Cal linebacker Evan Weaver celebrates during the Bears' 24-20 victory over Stanford on Nov. 23, 2019.
Cal linebacker Evan Weaver celebrates during the Bears’ 24-20 victory over Stanford on Saturday.
(Ezra Shaw / Getty Images)

Breaking down the on-field matchups for UCLA (4-7, 4-4) vs. California (6-5, 3-5) on Saturday at the Rose Bowl at 7:30 p.m. (TV: Fox Sports 1; Radio: 570).

Marquee matchup

UCLA’s offensive line vs. Cal linebacker Evan Weaver: The growth of UCLA’s offensive line, which has a pair of freshmen starting on the left side in tackle Sean Rhyan and guard Duke Clemens, keyed a resurgent running game that has averaged 188.8 yards during conference games after averaging just 78 yards in the first three games of the season. If there is a player who could upset an offense on his own, it would be Cal’s dynamic linebacker. Weaver leads the nation in tackles with 14.9 per game. The next closest player averages 12.

Getting offensive


UCLA (406.1 ypg/27.5 ppg): Joshua Kelley is 16 yards away from becoming the eighth running back in UCLA history with back-to-back 1,000-yard seasons. Ranked second in the Pac-12 in rushing yards per game at 98.4, Kelley is trying to make a late push for the top spot with Utah’s Zack Moss leading the conference with 115.8 yards per game. Kelley would be the third UCLA running back to lead the conference in rushing since the 1990s, joining DeShaun Foster (2001), who is now the Bruins’ running backs coach, and Paul Perkins (2014).

California (314.9 ypg/19.4 ppg): Cal is the lowest-scoring team in the Pac-12. During the four games starting quarterback Chase Garbers missed because of a shoulder injury, the Bears averaged only 262.3 yards per game compared with 345.3 in games the redshirt sophomore from Corona del Mar started.

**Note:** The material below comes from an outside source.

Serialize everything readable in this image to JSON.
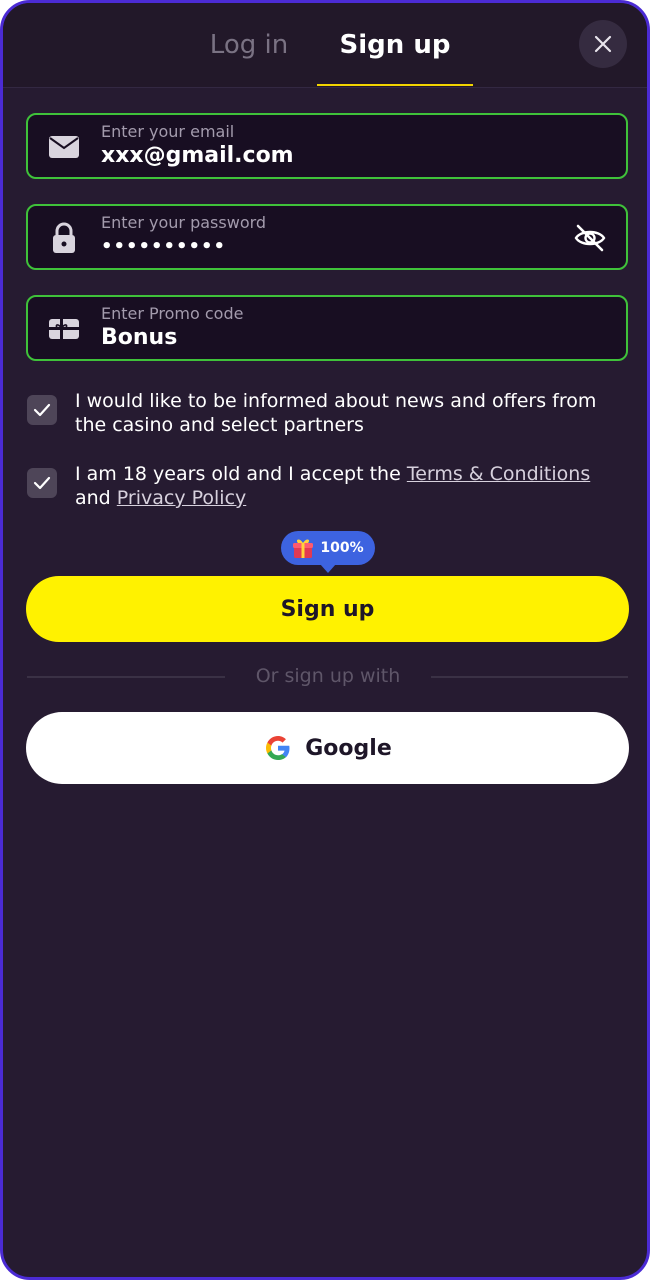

Garbers is coming off a rivalry game victory against Stanford last week in which he threw for 285 yards, his second-best total of the season, on 20-for-30 passing.

Getting defensive


UCLA (460.3 ypg/35.4 ppg): After giving up a school-record 515 passing yards to USC last week, UCLA slipped to 129th out of 130 Football Bowl Subdivision teams in passing yards allowed with a 318.1-yard average. The only team worse is New Mexico at 335.

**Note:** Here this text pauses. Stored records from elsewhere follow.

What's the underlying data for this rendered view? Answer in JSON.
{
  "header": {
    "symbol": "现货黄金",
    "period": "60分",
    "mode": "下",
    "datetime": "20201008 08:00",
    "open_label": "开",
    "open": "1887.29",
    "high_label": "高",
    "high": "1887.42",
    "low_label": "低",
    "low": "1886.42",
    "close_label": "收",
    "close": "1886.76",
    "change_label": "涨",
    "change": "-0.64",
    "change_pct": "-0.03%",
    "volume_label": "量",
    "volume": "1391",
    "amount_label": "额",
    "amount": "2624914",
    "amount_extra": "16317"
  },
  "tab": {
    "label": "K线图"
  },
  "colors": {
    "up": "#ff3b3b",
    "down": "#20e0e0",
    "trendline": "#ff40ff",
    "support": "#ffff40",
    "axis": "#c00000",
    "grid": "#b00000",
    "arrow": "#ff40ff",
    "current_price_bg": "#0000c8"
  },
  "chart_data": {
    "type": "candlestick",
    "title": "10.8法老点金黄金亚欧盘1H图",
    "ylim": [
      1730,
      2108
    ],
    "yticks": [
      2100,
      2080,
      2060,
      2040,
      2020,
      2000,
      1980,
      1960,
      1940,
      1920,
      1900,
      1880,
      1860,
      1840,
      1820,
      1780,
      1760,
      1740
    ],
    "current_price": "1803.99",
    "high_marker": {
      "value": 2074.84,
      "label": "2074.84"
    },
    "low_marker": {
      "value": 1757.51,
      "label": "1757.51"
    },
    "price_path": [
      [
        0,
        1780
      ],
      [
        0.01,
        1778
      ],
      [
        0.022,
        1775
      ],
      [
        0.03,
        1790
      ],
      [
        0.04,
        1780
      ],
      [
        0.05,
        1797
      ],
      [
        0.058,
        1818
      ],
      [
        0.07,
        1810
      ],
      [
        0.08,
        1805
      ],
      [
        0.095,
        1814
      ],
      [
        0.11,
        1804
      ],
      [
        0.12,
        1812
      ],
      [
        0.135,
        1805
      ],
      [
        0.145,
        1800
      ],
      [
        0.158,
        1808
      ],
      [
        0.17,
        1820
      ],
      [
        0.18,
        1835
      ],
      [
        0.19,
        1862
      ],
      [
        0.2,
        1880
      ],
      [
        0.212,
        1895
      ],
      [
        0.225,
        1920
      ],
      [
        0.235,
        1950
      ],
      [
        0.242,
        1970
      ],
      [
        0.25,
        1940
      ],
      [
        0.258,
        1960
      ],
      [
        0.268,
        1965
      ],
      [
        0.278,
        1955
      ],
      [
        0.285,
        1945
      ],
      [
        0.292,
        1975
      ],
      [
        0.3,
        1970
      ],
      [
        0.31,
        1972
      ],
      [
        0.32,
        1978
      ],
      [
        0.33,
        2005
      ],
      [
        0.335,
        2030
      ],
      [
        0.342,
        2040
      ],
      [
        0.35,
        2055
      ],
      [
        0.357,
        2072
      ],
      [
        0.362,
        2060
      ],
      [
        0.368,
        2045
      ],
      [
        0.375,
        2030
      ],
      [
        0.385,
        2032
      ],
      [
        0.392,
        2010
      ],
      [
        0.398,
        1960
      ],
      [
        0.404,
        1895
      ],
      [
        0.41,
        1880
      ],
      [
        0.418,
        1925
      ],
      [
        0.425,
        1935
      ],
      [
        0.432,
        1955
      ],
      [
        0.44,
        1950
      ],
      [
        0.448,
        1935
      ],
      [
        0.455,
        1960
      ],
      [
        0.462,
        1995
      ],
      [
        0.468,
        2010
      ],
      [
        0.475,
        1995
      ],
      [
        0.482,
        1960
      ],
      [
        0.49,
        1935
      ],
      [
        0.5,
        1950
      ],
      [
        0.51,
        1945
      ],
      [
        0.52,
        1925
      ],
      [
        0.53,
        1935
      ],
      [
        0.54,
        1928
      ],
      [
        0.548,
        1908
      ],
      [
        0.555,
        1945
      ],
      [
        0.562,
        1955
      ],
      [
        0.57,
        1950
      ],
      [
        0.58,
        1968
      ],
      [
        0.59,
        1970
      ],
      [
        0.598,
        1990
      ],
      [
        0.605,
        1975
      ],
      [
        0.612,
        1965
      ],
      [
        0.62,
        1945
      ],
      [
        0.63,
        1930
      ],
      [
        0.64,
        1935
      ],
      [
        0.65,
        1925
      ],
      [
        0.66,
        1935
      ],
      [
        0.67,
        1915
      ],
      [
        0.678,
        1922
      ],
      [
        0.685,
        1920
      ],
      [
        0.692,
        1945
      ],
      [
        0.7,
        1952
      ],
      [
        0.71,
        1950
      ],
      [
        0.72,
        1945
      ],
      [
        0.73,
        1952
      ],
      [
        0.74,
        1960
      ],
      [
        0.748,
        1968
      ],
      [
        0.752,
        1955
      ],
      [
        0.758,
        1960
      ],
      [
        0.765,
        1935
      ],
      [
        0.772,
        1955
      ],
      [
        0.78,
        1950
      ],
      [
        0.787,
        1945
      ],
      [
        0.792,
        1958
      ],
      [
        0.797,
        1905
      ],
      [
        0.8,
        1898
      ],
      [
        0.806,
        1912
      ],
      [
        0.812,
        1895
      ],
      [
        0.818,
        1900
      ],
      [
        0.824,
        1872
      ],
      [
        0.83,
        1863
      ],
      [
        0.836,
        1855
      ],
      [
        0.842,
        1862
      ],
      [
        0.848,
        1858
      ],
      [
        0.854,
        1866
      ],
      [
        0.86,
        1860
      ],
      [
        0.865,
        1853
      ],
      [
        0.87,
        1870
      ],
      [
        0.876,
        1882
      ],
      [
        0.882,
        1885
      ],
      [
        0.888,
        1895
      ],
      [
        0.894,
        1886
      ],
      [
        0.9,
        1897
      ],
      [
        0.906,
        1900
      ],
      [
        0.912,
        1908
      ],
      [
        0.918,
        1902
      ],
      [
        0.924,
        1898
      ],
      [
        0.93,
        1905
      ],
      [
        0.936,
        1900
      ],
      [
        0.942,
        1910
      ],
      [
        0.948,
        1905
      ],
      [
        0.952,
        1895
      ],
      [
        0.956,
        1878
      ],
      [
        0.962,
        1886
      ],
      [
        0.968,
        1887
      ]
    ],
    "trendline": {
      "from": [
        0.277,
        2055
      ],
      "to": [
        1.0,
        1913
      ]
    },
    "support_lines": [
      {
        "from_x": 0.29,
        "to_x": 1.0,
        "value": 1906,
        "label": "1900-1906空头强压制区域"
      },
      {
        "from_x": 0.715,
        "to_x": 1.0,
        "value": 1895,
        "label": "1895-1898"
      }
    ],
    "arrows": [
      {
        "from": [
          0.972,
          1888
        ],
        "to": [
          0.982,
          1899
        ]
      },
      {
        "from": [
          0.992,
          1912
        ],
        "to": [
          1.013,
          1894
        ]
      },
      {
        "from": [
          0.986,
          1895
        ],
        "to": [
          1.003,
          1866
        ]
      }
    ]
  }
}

California (384.1 ypg/22.5 ppg): The Bears’ growth under third-year coach Justin Wilcox started on the defensive end as Wilcox took a Cal defense that allowed 518.3 yards per game in former coach Sonny Dykes’ final season to this year’s unit that ranks fourth in the Pac-12 in total defense. Cal has held nine of 11 opponents below their season average in yardage, with Utah and USC the exceptions.

Something special

UCLA leads the Pac-12 in punt returns with 22.5 yards per return and trails only Alabama (24.7) nationally. Redshirt freshman punt returner Kyle Philips’ average is the highest for the Bruins since Maurice Jones-Drew led the conference with 28.5 yards per return in 2005. Philips, who has returned only eight punts in 12 games, is not eligible for the individual NCAA leaderboard because he does not average the required 1.2 returns per game.

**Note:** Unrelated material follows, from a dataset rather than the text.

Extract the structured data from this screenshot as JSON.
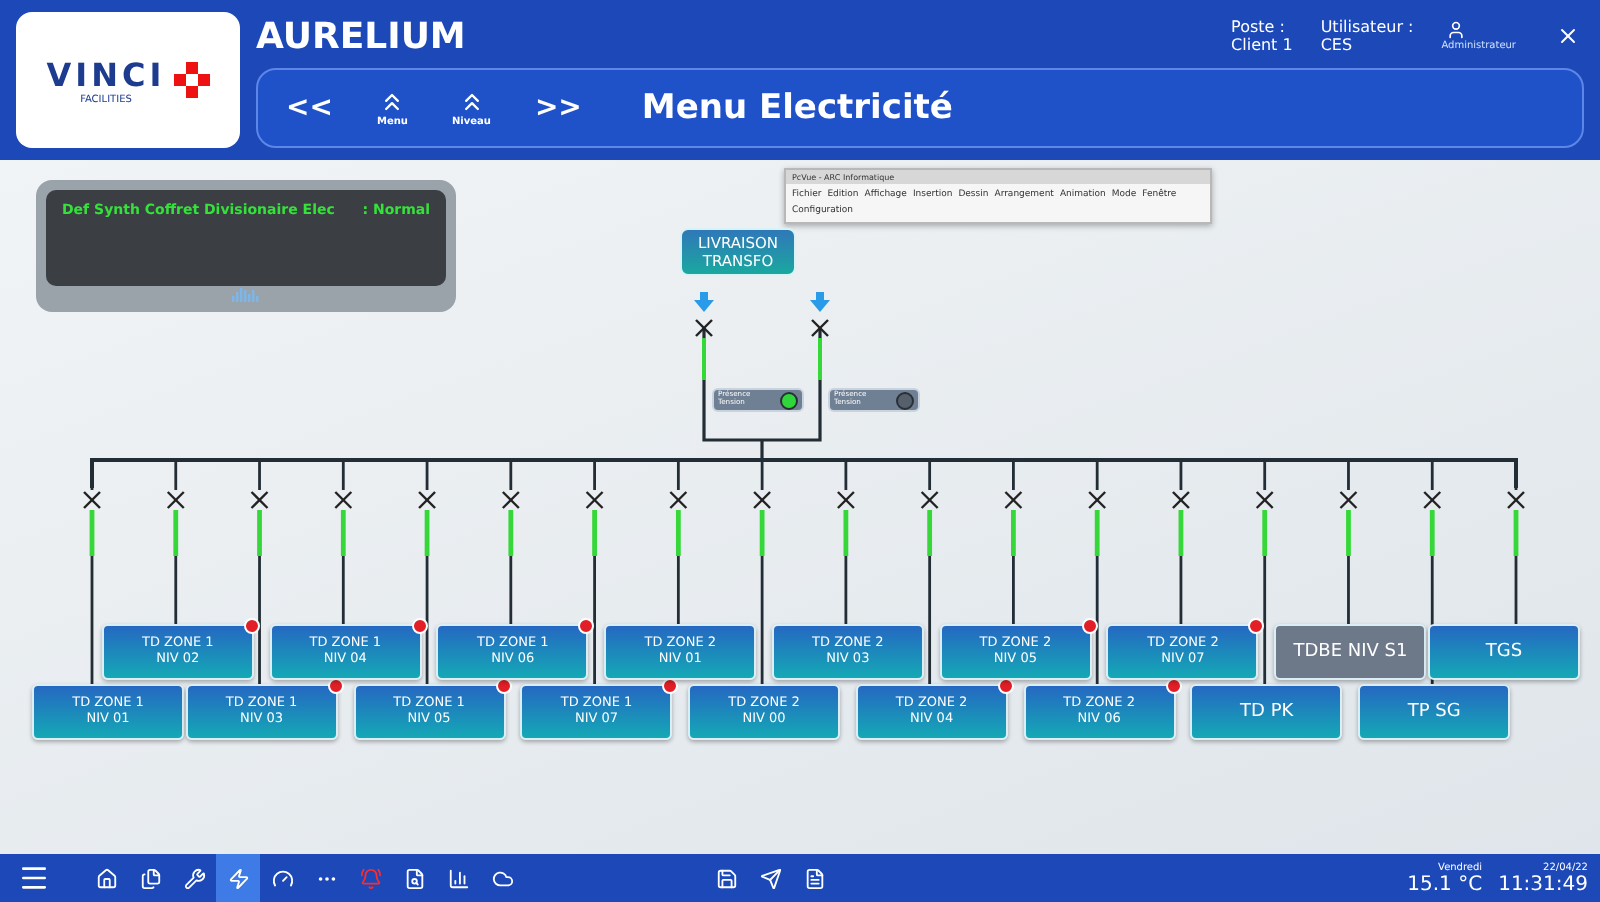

Since UCLA linebacker Krys Barnes started football, he knew his plans for each fall. Football was always his focus, although his future is hazy after Saturday.

Of note

Dating to the 1950 season, UCLA is 6-11 in regular-season games after its rivalry game against USC. One of the victories came in 2017 when UCLA secured bowl eligibility with a game-winning field goal from J.J. Molson at the Rose Bowl.

Injury report


UCLA might be down two key inside linebackers as seniors Krys Barnes and Lokeni Toailoa are recovering from knee and leg injuries, respectively, sustained in last week’s loss to USC.